The closer
We started with a single sentence — when this happens, do that — and climbed all the way to agents that set their own steps. This last instalment is the most important, because it’s the one that decides whether all the rest helps you or quietly hollows out your work. The question isn’t what can Zapier do? By now the answer is “a startling amount.” The question is what should you let it?
Two piles
Sort the work into two piles. The first is dull, rules-based, repeated and reversible: gathering, filing, formatting, copying, reminding, first-pass sorting. This is the pile to automate without guilt. Every hour you reclaim here is an hour returned to the work that actually carries your name. The Signal pipeline lives entirely in this pile, and it should.
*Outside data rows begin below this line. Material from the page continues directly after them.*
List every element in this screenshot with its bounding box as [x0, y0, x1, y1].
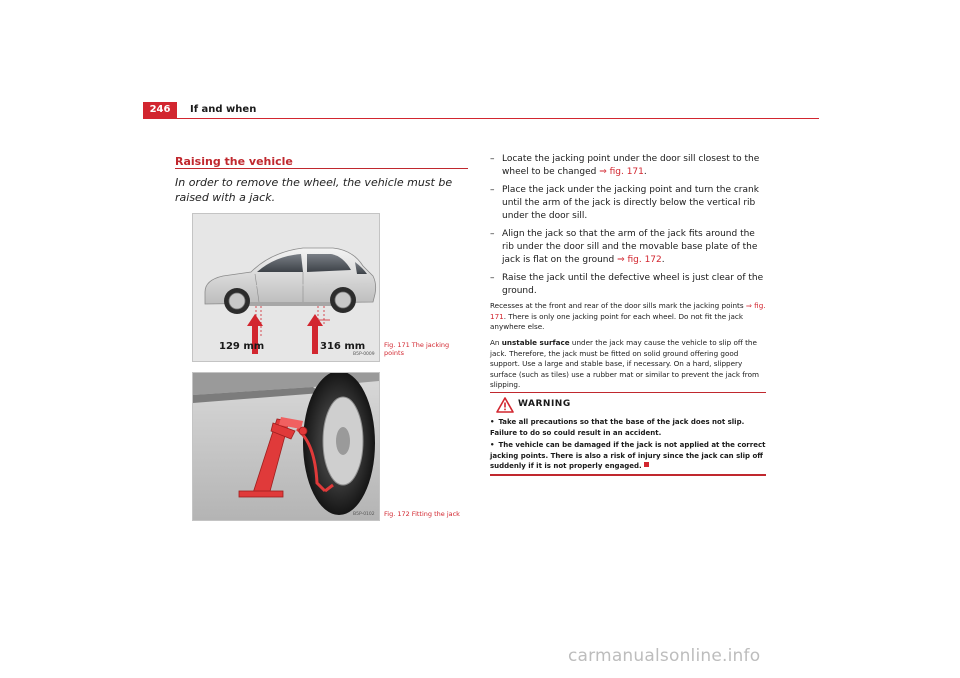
figure-fitting-jack — [192, 372, 380, 521]
warning-triangle-icon — [496, 397, 514, 413]
figure-171-caption: Fig. 171 The jacking points — [384, 341, 450, 357]
step-item: – Raise the jack until the defective wheel is just clear of the ground. — [490, 273, 764, 296]
cross-reference-link[interactable]: ⇒ fig. 171 — [599, 167, 644, 177]
section-title: Raising the vehicle — [175, 155, 293, 168]
warning-bottom-rule — [490, 474, 766, 476]
running-head: If and when — [190, 104, 257, 115]
header-rule — [143, 118, 819, 119]
cross-reference-link[interactable]: ⇒ fig. 172 — [617, 255, 662, 265]
page-number: 246 — [143, 102, 177, 118]
car-side-illustration — [193, 214, 379, 361]
jack-illustration — [193, 373, 379, 520]
warning-box — [490, 392, 766, 476]
figure-code: B5P-0009 — [353, 352, 375, 357]
step-item: – Align the jack so that the arm of the jack fits around the rib under the door sill and the movable base plate of the jack is flat on the ground ⇒ fig. 172. — [490, 229, 758, 265]
warning-top-rule — [490, 392, 766, 393]
end-of-section-mark — [644, 462, 649, 467]
warning-item: • The vehicle can be damaged if the jack is not applied at the correct jacking points. There is also a risk of injury since the jack can slip off suddenly if it is not properly engaged. — [490, 441, 766, 470]
watermark: carmanualsonline.info — [568, 646, 761, 666]
cross-reference-link[interactable]: ⇒ fig. 171 — [490, 301, 766, 321]
step-item: – Locate the jacking point under the door sill closest to the wheel to be changed ⇒ fig. 171. — [490, 154, 760, 177]
dimension-label-right: 316 mm — [320, 341, 366, 352]
warning-title: WARNING — [518, 399, 571, 409]
dimension-label-left: 129 mm — [219, 341, 265, 352]
procedure-steps — [490, 153, 766, 303]
note-paragraph-unstable-surface: An unstable surface under the jack may cause the vehicle to slip off the jack. Therefore, the jack must be fitted on solid ground offering good support. Use a large and stable base, if necessary. On a hard, slippery surface (such as tiles) use a rubber mat or similar to prevent the jack from slipping. — [490, 338, 759, 389]
step-item: – Place the jack under the jacking point and turn the crank until the arm of the jack is directly below the vertical rib under the door sill. — [490, 185, 759, 221]
section-intro: In order to remove the wheel, the vehicle must be raised with a jack. — [175, 176, 453, 204]
figure-jacking-points — [192, 213, 380, 362]
note-paragraph-jacking-points: Recesses at the front and rear of the door sills mark the jacking points ⇒ fig. 171. There is only one jacking point for each wheel. Do not fit the jack anywhere else. — [490, 301, 766, 331]
figure-172-caption: Fig. 172 Fitting the jack — [384, 510, 460, 518]
section-title-rule — [175, 168, 468, 169]
figure-code: B5P-0102 — [353, 512, 375, 517]
warning-item: • Take all precautions so that the base of the jack does not slip. Failure to do so could result in an accident. — [490, 418, 745, 437]
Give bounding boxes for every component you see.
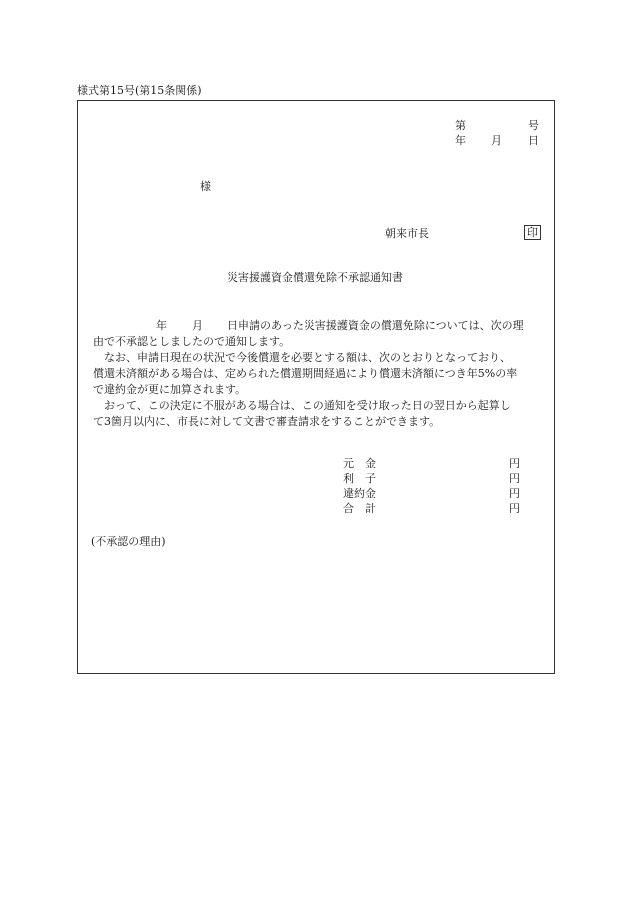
p2-text-line1: なお、申請日現在の状況で今後償還を必要とする額は、次のとおりとなっており、 — [93, 351, 511, 364]
paragraph-3 — [93, 398, 543, 430]
p3-text-line1: おって、この決定に不服がある場合は、この通知を受け取った日の翌日から起算し — [93, 399, 511, 412]
p1-text-line2: 由で不承認としましたので通知します。 — [93, 335, 291, 348]
seal-stamp: 印 — [524, 225, 541, 240]
p1-text-line1: 日申請のあった災害援護資金の償還免除については、次の理 — [227, 319, 524, 332]
date-year: 年 — [455, 134, 466, 147]
amount-interest-unit: 円 — [509, 472, 520, 485]
issuer-name: 朝来市長 — [385, 227, 429, 240]
amount-penalty-unit: 円 — [509, 487, 520, 500]
reason-label: (不承認の理由) — [91, 535, 166, 548]
amount-interest-label: 利 子 — [343, 472, 376, 485]
amount-principal-label: 元 金 — [343, 457, 376, 470]
amount-total-unit: 円 — [509, 502, 520, 515]
number-suffix: 号 — [528, 119, 539, 132]
date-month: 月 — [491, 134, 502, 147]
p1-month: 月 — [192, 319, 203, 332]
p2-text-line3: で違約金が更に加算されます。 — [93, 383, 247, 396]
p1-year: 年 — [156, 319, 167, 332]
document-title: 災害援護資金償還免除不承認通知書 — [227, 271, 403, 284]
form-number-label: 様式第15号(第15条関係) — [77, 84, 202, 97]
p2-text-line2: 償還未済額がある場合は、定められた償還期間経過により償還未済額につき年5%の率 — [93, 367, 518, 380]
amount-total-label: 合 計 — [343, 502, 376, 515]
p3-text-line2: て3箇月以内に、市長に対して文書で審査請求をすることができます。 — [93, 415, 441, 428]
amount-penalty-label: 違約金 — [343, 487, 376, 500]
number-prefix: 第 — [455, 119, 466, 132]
date-day: 日 — [528, 134, 539, 147]
paragraph-1 — [93, 318, 543, 350]
amount-principal-unit: 円 — [509, 457, 520, 470]
addressee-suffix: 様 — [200, 180, 211, 193]
paragraph-2 — [93, 350, 543, 398]
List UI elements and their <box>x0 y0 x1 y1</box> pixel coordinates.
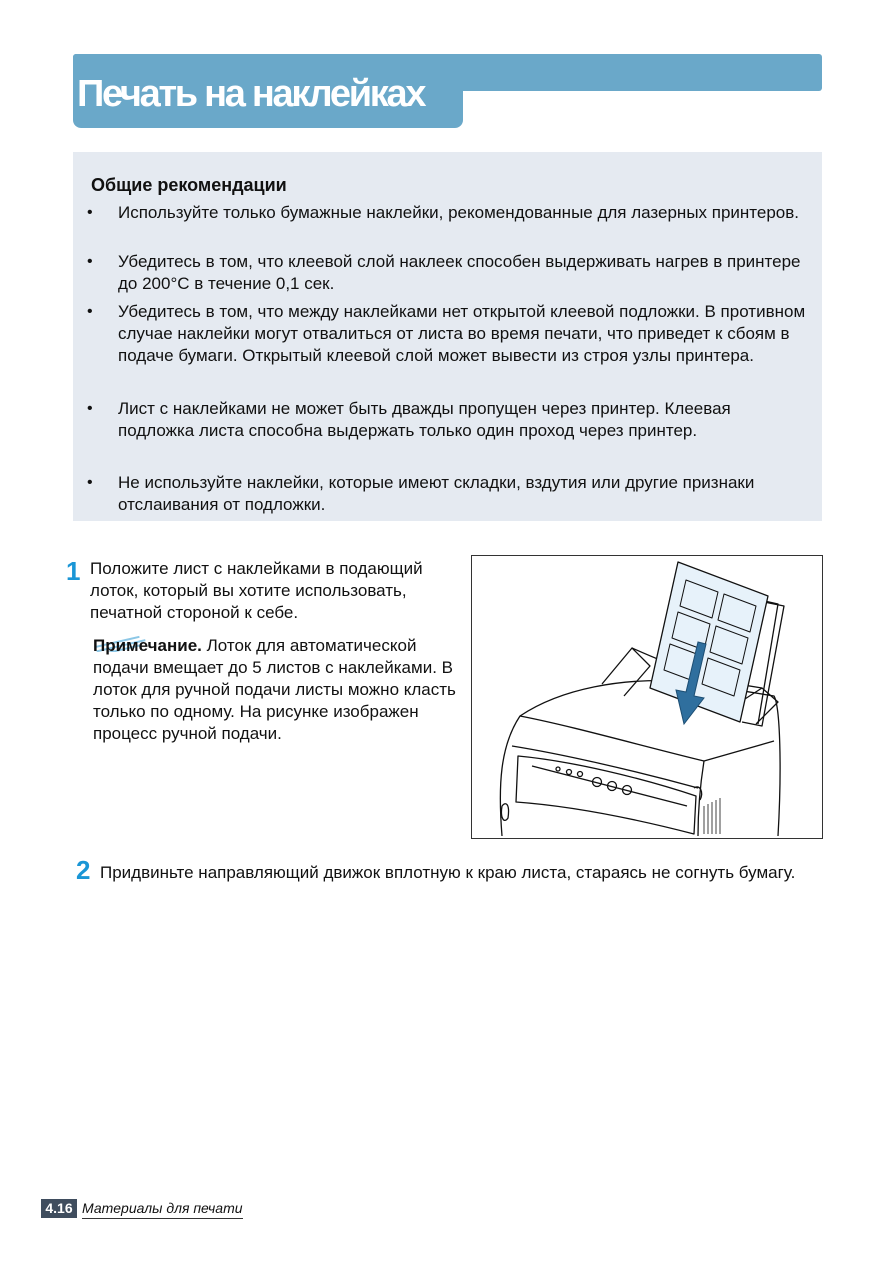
step-number: 1 <box>66 556 81 586</box>
note-text: Лоток для автоматической подачи вмещает до 5 листов с наклейками. В лоток для ручной подачи листы можно класть только по одному. На рисунке изображен процесс ручной подачи. <box>93 636 456 743</box>
note-label: Примечание. <box>93 636 202 655</box>
general-tips-panel <box>73 152 822 521</box>
bullet-icon: • <box>87 474 93 491</box>
tip-text: Не используйте наклейки, которые имеют складки, вздутия или другие признаки отслаивания от подложки. <box>118 473 755 514</box>
tips-title: Общие рекомендации <box>91 175 287 195</box>
tip-text: Используйте только бумажные наклейки, рекомендованные для лазерных принтеров. <box>118 203 800 222</box>
step-text: Придвиньте направляющий движок вплотную к краю листа, стараясь не согнуть бумагу. <box>100 863 796 882</box>
note <box>93 635 473 745</box>
bullet-icon: • <box>87 303 93 320</box>
bullet-icon: • <box>87 400 93 417</box>
page-title: Печать на наклейках <box>77 73 425 115</box>
footer-section-title: Материалы для печати <box>82 1200 243 1219</box>
step-text: Положите лист с наклейками в подающий лоток, который вы хотите использовать, печатной стороной к себе. <box>90 559 423 622</box>
step-number: 2 <box>76 855 91 885</box>
tip-text: Убедитесь в том, что клеевой слой наклеек способен выдерживать нагрев в принтере до 200°C в течение 0,1 сек. <box>118 252 801 293</box>
printer-illustration <box>471 555 823 839</box>
page-number: 4.16 <box>41 1199 77 1218</box>
tip-text: Убедитесь в том, что между наклейками нет открытой клеевой подложки. В противном случае наклейки могут отвалиться от листа во время печати, что приведет к сбоям в подаче бумаги. Открытый клеевой слой может вывести из строя узлы принтера. <box>118 302 806 365</box>
bullet-icon: • <box>87 204 93 221</box>
bullet-icon: • <box>87 253 93 270</box>
tip-text: Лист с наклейками не может быть дважды пропущен через принтер. Клеевая подложка листа способна выдержать только один проход через принтер. <box>118 399 731 440</box>
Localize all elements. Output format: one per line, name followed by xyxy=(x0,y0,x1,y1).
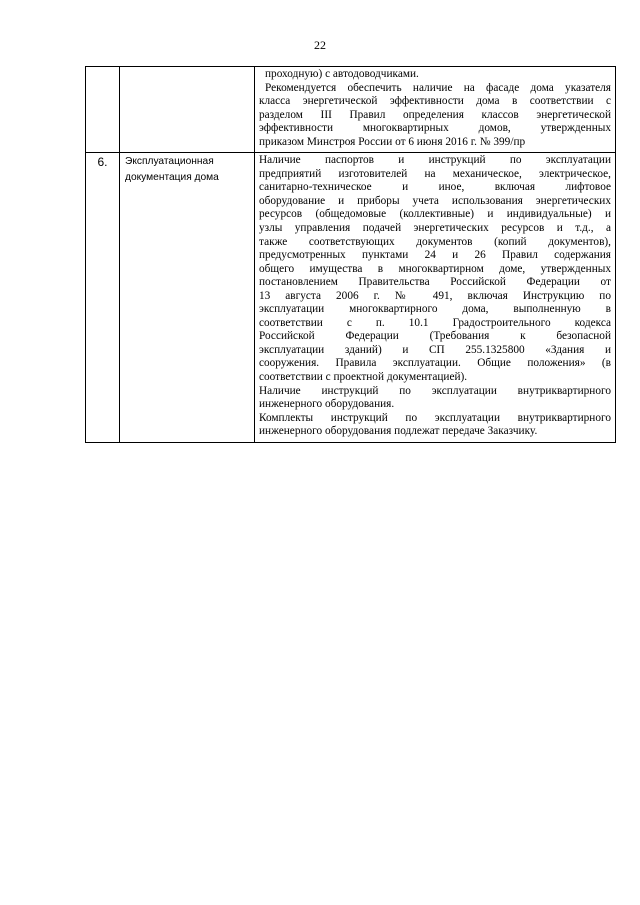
description-line: санитарно-техническое и иное, включая лифтовое xyxy=(259,181,611,194)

The second pile is judgement, taste, context and accountability: deciding what a finding really means, whether a claim is fair, how to phrase something a worried patient will read, what to leave out, when the data doesn’t support the headline everyone wants. This is the pile you do not hand over — not because the tools can’t produce something plausible, but because plausible is precisely the danger. A confident, well-formatted, subtly wrong paragraph is worse than a blank page, because it invites you to stop looking.
The test
When you’re unsure which pile a task belongs in, ask three questions. Is it reversible — if the machine gets it wrong, can you catch and undo it cheaply? Is it low-stakes — does a mistake cost minutes, or credibility? And is there a human at the gate before anything becomes fact, becomes public, or reaches a regulator? Three yeses and you can automate it. A single no and you keep your hands on it.
Why this is the whole point
This series has been practical — feeds, filters, AI steps, agents — but the thread underneath it is the reason this newsletter exists. The value of a health communications professional was never the typing, the filing or the formatting. It was the judgement: knowing what’s true, what’s allowed, what’s clear, and what’s safe to put in front of someone who will act on it. Automation is very good news for that person, because it strips away the part of the job that was never really the job.
The people who struggle in the next few years won’t be the ones who refused to automate. They’ll be the ones who automated the wrong pile — who handed over the judgement and kept the typing. Do it the other way round. Let the machine carry the queue. Keep the part only you can do.
That’s where we’ll leave it. Build the boring half. Guard the irreplaceable one.
Zapier for health communications is a practical series. This is the final part.